The film offers a rare glimpse into the Orthodox way of life, its customs and traditions, but also deals with the wider themes of relationships and family pressures.

Mrs. Burshtein, a native New Yorker who grew up in Tel Aviv, became religious

at age 25, shortly after graduating from Jerusalem’s Sam Spiegel Film and Television School.

“I love this world, I chose it, I was not born in it,” she told reporters.

In preparation for the filming, she spoke with members of her own community – women who had married their sisters’ widowers – and found a surprising phenomenon: the marriages contracted for the sake of fulfilling religious and family obligations evolved into relationships of love.

“At the beginning of the research, it sounded like it was impossible to understand how it works,” Burshtein said. “And then at the end of it, it was like the natural thing to do, to marry within the family.”

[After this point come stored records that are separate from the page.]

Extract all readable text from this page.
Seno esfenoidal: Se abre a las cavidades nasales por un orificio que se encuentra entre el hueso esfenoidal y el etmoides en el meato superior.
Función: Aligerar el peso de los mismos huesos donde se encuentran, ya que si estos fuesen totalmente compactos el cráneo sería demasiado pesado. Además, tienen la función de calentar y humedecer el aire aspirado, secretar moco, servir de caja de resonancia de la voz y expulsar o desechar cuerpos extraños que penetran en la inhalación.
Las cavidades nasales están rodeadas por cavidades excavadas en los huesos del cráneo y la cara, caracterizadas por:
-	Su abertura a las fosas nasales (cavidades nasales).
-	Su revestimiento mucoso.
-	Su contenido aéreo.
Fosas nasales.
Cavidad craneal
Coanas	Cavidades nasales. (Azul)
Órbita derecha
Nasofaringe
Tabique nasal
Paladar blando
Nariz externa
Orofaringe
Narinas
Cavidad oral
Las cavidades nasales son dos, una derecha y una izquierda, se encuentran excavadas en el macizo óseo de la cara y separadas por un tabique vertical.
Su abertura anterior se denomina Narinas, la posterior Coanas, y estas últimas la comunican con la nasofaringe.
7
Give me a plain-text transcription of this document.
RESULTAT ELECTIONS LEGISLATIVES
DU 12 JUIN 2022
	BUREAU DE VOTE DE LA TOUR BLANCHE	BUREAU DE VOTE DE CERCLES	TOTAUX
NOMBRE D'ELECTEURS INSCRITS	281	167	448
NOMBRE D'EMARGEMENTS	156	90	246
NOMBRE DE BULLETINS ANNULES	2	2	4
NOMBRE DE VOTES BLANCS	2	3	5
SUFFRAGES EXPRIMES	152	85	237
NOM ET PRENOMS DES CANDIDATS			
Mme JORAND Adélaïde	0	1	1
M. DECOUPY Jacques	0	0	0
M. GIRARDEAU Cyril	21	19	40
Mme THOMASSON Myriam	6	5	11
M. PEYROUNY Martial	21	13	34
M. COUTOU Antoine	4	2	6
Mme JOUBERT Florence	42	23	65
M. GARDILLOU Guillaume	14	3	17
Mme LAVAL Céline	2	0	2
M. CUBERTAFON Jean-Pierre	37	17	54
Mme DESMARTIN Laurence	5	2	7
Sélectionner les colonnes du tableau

With the backing of her rabbi, Ms.Burshtein began production in January 2011 in a tiny Tel Aviv apartment, not far from the home she shares with her husband and four children. Her three sons and daughter, all in their teens, are enthusiastic supporters of her work. On all occasions Rama takes time to express her thanks to them and to her loyal husband, a highly respected public figure in the charedi world.

By opening a window to the charedi world I believe Rama Burshtein, even without the predicted Academic Award, has done a great benefit for Jewish life in Israel which is in dire need in improvement.